The organization is advocating for shared decision making, a change from the common mentality “the doctor knows best.”
“All too often, patients facing elective surgery are not given an opportunity to learn about the full range of options, and that each choice has unique risks and benefits,” said David C. Goodman, M.D., M.S., report co-author and co-principal investigator for the Dartmouth Atlas Project, and director of the Center for Health Policy Research at the Dartmouth Institute for Health Policy and Clinical Practice.
“Many are not even aware that the decision about an elective procedure is actually a choice. Instead, they routinely delegate such important decisions to their clinicians, with the result being that patients often do not get the treatment they would prefer.”
When a treatment is elective, it means there is more than one option—each with different benefits and drawbacks. How a patient views those trade-offs differs from person to person.
The main options for addressing early-stage prostate cancer are active surveillance, surgery and radiation. Doctors receive more compensation for prostate removal surgery than radiation therapy and it requires a shorter period of patient care, according to the American Society of Clinical Oncology.
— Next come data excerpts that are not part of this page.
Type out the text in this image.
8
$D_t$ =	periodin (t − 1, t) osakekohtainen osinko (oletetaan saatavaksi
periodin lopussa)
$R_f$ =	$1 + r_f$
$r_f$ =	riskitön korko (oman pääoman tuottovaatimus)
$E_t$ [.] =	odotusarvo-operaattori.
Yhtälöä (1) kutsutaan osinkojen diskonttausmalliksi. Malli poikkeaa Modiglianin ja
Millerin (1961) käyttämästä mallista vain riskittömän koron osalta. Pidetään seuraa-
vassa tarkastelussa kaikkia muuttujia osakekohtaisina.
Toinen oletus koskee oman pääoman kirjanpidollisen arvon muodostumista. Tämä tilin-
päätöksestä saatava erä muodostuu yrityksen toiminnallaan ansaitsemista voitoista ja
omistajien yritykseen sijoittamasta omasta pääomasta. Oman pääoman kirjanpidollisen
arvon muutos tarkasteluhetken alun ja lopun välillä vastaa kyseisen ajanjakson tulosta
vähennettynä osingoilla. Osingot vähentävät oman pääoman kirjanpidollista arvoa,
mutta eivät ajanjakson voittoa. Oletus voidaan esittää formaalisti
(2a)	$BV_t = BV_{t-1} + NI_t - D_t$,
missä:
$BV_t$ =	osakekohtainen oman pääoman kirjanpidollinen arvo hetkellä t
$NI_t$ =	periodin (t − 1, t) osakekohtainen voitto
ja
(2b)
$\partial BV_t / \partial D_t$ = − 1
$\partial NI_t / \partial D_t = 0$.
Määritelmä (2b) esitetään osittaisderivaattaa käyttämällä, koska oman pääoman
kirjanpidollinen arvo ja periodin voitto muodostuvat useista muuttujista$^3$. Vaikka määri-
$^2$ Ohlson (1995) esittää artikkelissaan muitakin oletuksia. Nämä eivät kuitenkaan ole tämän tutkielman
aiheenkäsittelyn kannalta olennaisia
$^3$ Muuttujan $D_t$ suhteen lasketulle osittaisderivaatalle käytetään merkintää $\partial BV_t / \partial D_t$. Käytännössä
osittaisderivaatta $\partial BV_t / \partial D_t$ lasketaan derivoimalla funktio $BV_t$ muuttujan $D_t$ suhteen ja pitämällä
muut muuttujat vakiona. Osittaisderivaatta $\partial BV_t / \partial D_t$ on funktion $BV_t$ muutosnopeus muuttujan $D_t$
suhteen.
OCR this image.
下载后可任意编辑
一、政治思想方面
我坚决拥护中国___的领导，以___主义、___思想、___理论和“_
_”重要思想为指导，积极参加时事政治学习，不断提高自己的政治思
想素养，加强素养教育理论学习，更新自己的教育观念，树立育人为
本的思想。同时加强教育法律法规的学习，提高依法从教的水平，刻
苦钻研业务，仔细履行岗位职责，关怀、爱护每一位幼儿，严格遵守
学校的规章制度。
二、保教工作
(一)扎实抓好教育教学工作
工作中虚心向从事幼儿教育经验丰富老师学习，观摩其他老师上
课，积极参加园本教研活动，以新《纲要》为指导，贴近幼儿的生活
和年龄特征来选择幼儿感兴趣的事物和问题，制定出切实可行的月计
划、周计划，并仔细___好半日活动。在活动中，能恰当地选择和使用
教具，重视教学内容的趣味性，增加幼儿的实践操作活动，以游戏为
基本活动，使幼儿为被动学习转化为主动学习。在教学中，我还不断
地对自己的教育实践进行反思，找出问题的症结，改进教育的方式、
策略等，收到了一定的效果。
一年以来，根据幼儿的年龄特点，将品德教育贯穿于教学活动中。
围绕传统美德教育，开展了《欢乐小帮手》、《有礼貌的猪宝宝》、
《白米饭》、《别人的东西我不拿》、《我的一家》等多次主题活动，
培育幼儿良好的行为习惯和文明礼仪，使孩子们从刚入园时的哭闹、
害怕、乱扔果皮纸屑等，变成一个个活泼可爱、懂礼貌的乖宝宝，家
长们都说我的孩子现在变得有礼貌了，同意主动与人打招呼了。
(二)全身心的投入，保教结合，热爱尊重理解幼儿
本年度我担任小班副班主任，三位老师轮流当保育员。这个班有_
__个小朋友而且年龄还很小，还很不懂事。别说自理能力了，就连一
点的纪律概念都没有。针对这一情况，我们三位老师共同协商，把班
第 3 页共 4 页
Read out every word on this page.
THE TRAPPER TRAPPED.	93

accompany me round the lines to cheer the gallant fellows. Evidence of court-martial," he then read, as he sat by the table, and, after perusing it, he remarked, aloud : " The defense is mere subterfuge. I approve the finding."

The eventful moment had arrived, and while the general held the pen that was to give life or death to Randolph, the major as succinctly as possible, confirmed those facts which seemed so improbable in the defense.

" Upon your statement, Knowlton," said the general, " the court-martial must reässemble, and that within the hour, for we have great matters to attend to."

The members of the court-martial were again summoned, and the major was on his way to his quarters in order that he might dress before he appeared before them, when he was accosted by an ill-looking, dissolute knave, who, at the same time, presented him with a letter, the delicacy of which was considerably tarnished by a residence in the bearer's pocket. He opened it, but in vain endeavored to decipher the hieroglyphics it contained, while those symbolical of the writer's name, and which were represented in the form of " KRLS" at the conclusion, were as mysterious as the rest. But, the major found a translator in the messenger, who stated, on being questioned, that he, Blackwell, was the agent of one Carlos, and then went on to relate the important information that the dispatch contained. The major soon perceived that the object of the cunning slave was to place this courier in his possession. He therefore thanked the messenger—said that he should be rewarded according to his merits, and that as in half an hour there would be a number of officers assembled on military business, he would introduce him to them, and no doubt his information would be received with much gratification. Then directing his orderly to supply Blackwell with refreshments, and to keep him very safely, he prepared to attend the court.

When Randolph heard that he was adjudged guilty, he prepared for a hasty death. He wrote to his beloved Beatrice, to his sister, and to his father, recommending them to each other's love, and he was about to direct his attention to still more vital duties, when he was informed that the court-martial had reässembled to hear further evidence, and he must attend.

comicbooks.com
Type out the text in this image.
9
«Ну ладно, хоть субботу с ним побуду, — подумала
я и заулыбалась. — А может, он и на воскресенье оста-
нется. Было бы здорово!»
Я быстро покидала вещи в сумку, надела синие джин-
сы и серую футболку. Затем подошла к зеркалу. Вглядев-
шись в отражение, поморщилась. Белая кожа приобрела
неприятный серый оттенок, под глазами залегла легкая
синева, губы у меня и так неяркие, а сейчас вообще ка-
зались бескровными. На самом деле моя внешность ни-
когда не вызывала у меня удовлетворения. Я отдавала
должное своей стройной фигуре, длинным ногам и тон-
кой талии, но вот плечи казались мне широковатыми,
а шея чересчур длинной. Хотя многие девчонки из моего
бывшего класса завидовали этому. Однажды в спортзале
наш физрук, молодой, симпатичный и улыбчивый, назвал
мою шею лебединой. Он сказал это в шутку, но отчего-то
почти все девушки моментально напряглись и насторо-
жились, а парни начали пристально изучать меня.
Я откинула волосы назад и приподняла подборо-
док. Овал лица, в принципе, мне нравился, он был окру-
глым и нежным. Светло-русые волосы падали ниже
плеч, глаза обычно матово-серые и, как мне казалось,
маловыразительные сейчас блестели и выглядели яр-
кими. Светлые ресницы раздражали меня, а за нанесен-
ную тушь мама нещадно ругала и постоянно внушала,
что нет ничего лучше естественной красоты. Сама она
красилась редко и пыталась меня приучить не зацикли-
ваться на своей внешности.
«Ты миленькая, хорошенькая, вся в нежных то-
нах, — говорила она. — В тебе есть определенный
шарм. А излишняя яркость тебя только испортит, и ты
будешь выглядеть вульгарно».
The report describes the treatment options in greater detail:
While active surveillance avoids the side effects of treatment, it involves regular biopsies and runs the risk that the cancer will progress and eventually cause symptoms or lead to death. Surgery may reduce the risk of dying of prostate cancer, but it has significant common side effects including incontinence and erectile dysfunction. Radiation also has side effects and it is unclear whether the risk of death is reduced.
“Surgery may reduce a man’s chances of dying from prostate cancer. But for many men, especially those with other health issues, the prostate cancer will never cause harm, even if left untreated,” the report explains. “If the cancer has spread beyond the prostate, removing it surgically may not offer a cure.”